Quand la noblesse de robe protège ses pairs : la Cour des comptes, Notre-Dame et l’Institut de France
Par Jérôme Blu
Médiateur culturel, lanceur d’alerte dans une institution patrimoniale
Le 16 décembre 2024, Pierre Moscovici, Premier président de la Cour des comptes, évoquait à l’Institut de France ce que signifiait sa nomination pour ses parents. Il déclarait :
« Elle m’intégrait, en quelque sorte, dans cette noblesse de robe. »
Cette phrase, loin d’être anodine, révèle tout un imaginaire : celui d’une République qui, sous couvert de méritocratie, a reconstruit un système d’élite fermé, protecteur, aristocratique dans ses codes. Et cette image trouve une traduction très concrète dans le fonctionnement même de la Cour des comptes, sous son autorité.
Car la "noblesse de robe" ne se contente pas de poser sur la République une parure de prestige : elle protège, adoucit, neutralise, quand elle devrait dénoncer, révéler, sanctionner.
Notre-Dame : des dons détournés, des mots mesurés
En 2024, la Cour des comptes rend un rapport sur l’utilisation des dons pour la restauration de Notre-Dame. Ces fonds, pourtant destinés à la réparation de la cathédrale sinistrée, ont servi à financer loyers, personnels, et communication — autant de dépenses structurelles normalement à la charge de l’État.
Mais au lieu d’exiger des sanctions ou de nommer des responsables, Pierre Moscovici adopte un ton technocratique : "recommandations", "transparence", "équilibre budgétaire"… À aucun moment, il ne parle de faute, encore moins de faute grave. Il ne nomme ni les responsables du ministère de la Culture ni ceux de l’établissement public.
La volonté des donateurs, pourtant encadrée par la loi de 2019, est trahie. Mais la Cour, elle, parle d’ajustements. Pourquoi tant de prudence ? Pourquoi tant de mesure ? Parce que la haute administration protège ses pairs — dans un esprit de corps hérité, justement, de cette fameuse noblesse administrative.

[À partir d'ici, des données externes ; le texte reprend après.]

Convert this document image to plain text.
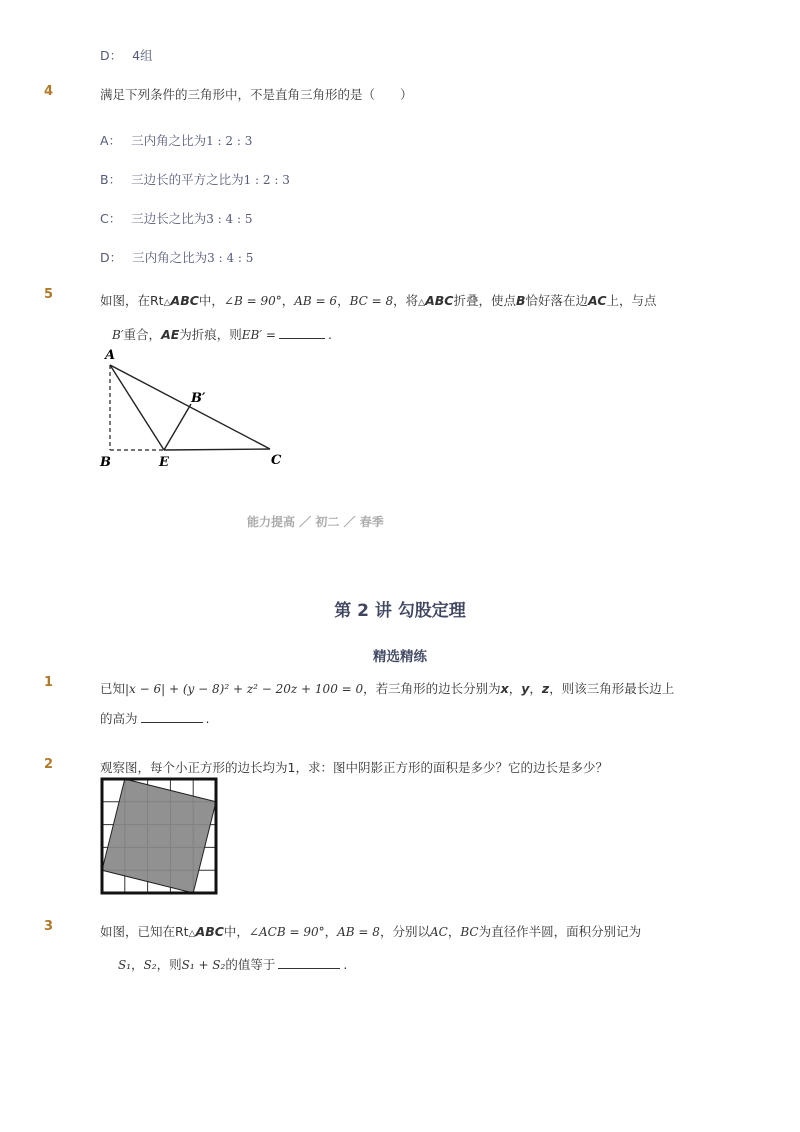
D： 4组
4	满足下列条件的三角形中，不是直角三角形的是（　　）
A： 三内角之比为1 : 2 : 3
B： 三边长的平方之比为1 : 2 : 3
C： 三边长之比为3 : 4 : 5
D： 三内角之比为3 : 4 : 5
5	如图，在Rt△ABC中，∠B = 90°，AB = 6，BC = 8，将△ABC折叠，使点B恰好落在边AC上，与点
B′重合，AE为折痕，则EB′ =	.
A
B
B′
C
E
能力提高 ／ 初二 ／ 春季
第 2 讲 勾股定理
精选精练
1	已知|x − 6| + (y − 8)² + z² − 20z + 100 = 0，若三角形的边长分别为x，y，z，则该三角形最长边上
的高为	.
2	观察图，每个小正方形的边长均为1，求：图中阴影正方形的面积是多少？它的边长是多少？
3	如图，已知在Rt△ABC中，∠ACB = 90°，AB = 8，分别以AC，BC为直径作半圆，面积分别记为
S₁，S₂，则S₁ + S₂的值等于	.
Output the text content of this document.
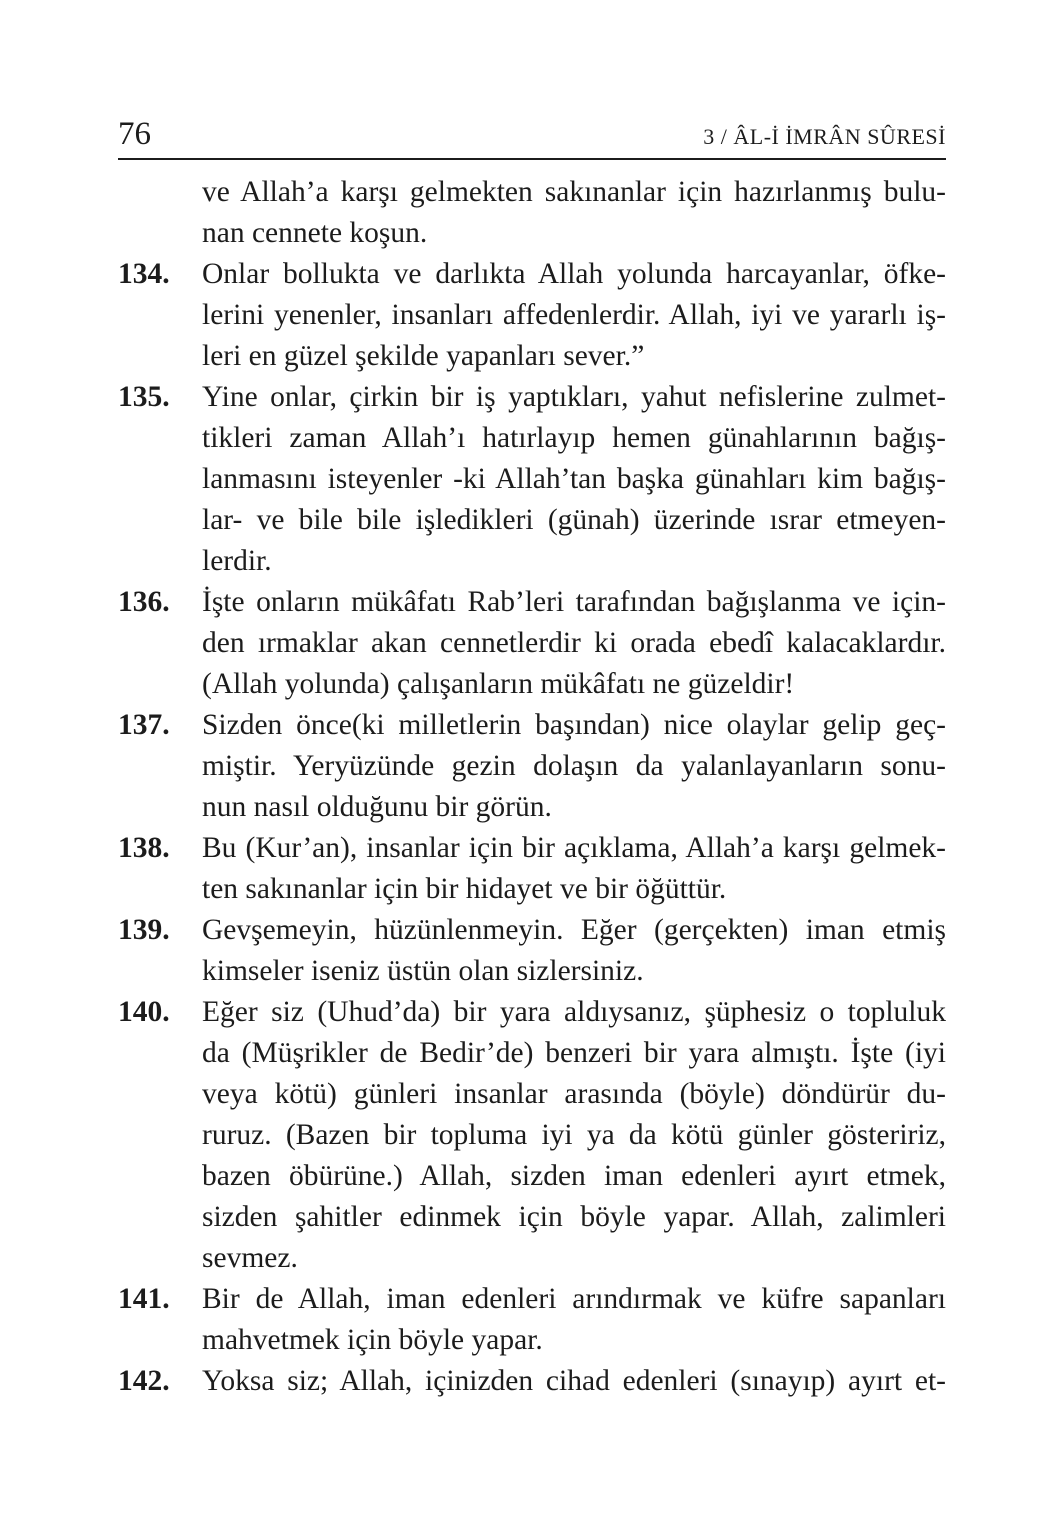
76	3 / ÂL-İ İMRÂN SÛRESİ
ve Allah’a karşı gelmekten sakınanlar için hazırlanmış bulu-
nan cennete koşun.
134. Onlar bollukta ve darlıkta Allah yolunda harcayanlar, öfke-
lerini yenenler, insanları affedenlerdir. Allah, iyi ve yararlı iş-
leri en güzel şekilde yapanları sever.”
135. Yine onlar, çirkin bir iş yaptıkları, yahut nefislerine zulmet-
tikleri zaman Allah’ı hatırlayıp hemen günahlarının bağış-
lanmasını isteyenler -ki Allah’tan başka günahları kim bağış-
lar- ve bile bile işledikleri (günah) üzerinde ısrar etmeyen-
lerdir.
136. İşte onların mükâfatı Rab’leri tarafından bağışlanma ve için-
den ırmaklar akan cennetlerdir ki orada ebedî kalacaklardır.
(Allah yolunda) çalışanların mükâfatı ne güzeldir!
137. Sizden önce(ki milletlerin başından) nice olaylar gelip geç-
miştir. Yeryüzünde gezin dolaşın da yalanlayanların sonu-
nun nasıl olduğunu bir görün.
138. Bu (Kur’an), insanlar için bir açıklama, Allah’a karşı gelmek-
ten sakınanlar için bir hidayet ve bir öğüttür.
139. Gevşemeyin, hüzünlenmeyin. Eğer (gerçekten) iman etmiş
kimseler iseniz üstün olan sizlersiniz.
140. Eğer siz (Uhud’da) bir yara aldıysanız, şüphesiz o topluluk
da (Müşrikler de Bedir’de) benzeri bir yara almıştı. İşte (iyi
veya kötü) günleri insanlar arasında (böyle) döndürür du-
ruruz. (Bazen bir topluma iyi ya da kötü günler gösteririz,
bazen öbürüne.) Allah, sizden iman edenleri ayırt etmek,
sizden şahitler edinmek için böyle yapar. Allah, zalimleri
sevmez.
141. Bir de Allah, iman edenleri arındırmak ve küfre sapanları
mahvetmek için böyle yapar.
142. Yoksa siz; Allah, içinizden cihad edenleri (sınayıp) ayırt et-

2015 : l’Institut de France et l’art du contrefeu
Cette bienveillance n’est pas nouvelle. Elle s’était déjà manifestée en 2015, lorsque la Cour publiait un rapport sur la gestion de l’Institut de France. Ce rapport, pourtant, faisait apparaître des pratiques discutables : indemnité INJUSTIFIEE de licenciement de plus de 220 000 € pour un directeur administratif, dépenses opaques, patrimoine mal valorisé, procédures internes contournées. Pourtant, que retient-on ? Une phrase, tirée de la réponse officielle de l’Institut :
« L’Institut et les académies se félicitent d’ailleurs, qu’au-delà des formulations, la Cour n’ait, sur le fond, relevé aucun manquement, ni d’erreur dans les comptes ni aucun fait grave. »
La Cour avait pointé des dysfonctionnements, mais en termes si feutrés, si juridiquement prudents, qu’ils se dissolvaient dans les réponses triomphales de l’institution concernée. Pire : l’Institut revendiquait une « indépendance originaire et structurelle », fondée sur la cooptation, sur l’histoire, sur une "absence de conflit d’intérêts que les académiciens s’imposent". Autrement dit : circulez, il n’y a rien à voir.
Mais sur le terrain, les faits sont tout autres. Pendant sept ans, j’ai vu de mes yeux des menaces, des intimidations, des sabotages, des agressions, des conflits d’intérêts flagrants, des soupçons de trafics, de violences sexuelles, de malversations graves, des accidents du travail gravissimes effacés — et l’omerta totale. Lorsque j’ai alerté, personne ne m’a protégé. L’esprit de corps était ailleurs. À Paris. Derrière les murs dorés du quai.
Une justice d’apparat ?
Dans les deux cas — Notre-Dame comme l’Institut — la même mécanique s’installe : des faits graves sont réduits à des imprécisions, des "incertitudes juridiques", des "zones d’ombre". Aucun responsable n’est jamais désigné. Aucun nom ne surgit. Le langage euphémisé de la Cour devient un instrument de protection, non de reddition.
Et Pierre Moscovici, en se revendiquant d’une noblesse républicaine, ne fait que renforcer le fossé entre les citoyens et ceux qui devraient les servir. Car la véritable noblesse, dans une démocratie, ne se mesure ni aux fonctions ni aux titres. Elle se mesure à l’exigence de vérité, à la clarté des sanctions, à la capacité de dire non à ses propres pairs.
La République ne se sauvera pas par l’élégance des discours. Elle se sauvera par le courage de ceux qui osent nommer les fautes. Et en cela, la Cour des comptes, sous sa forme actuelle, trahit parfois la confiance du contribuable qu’elle est censée défendre.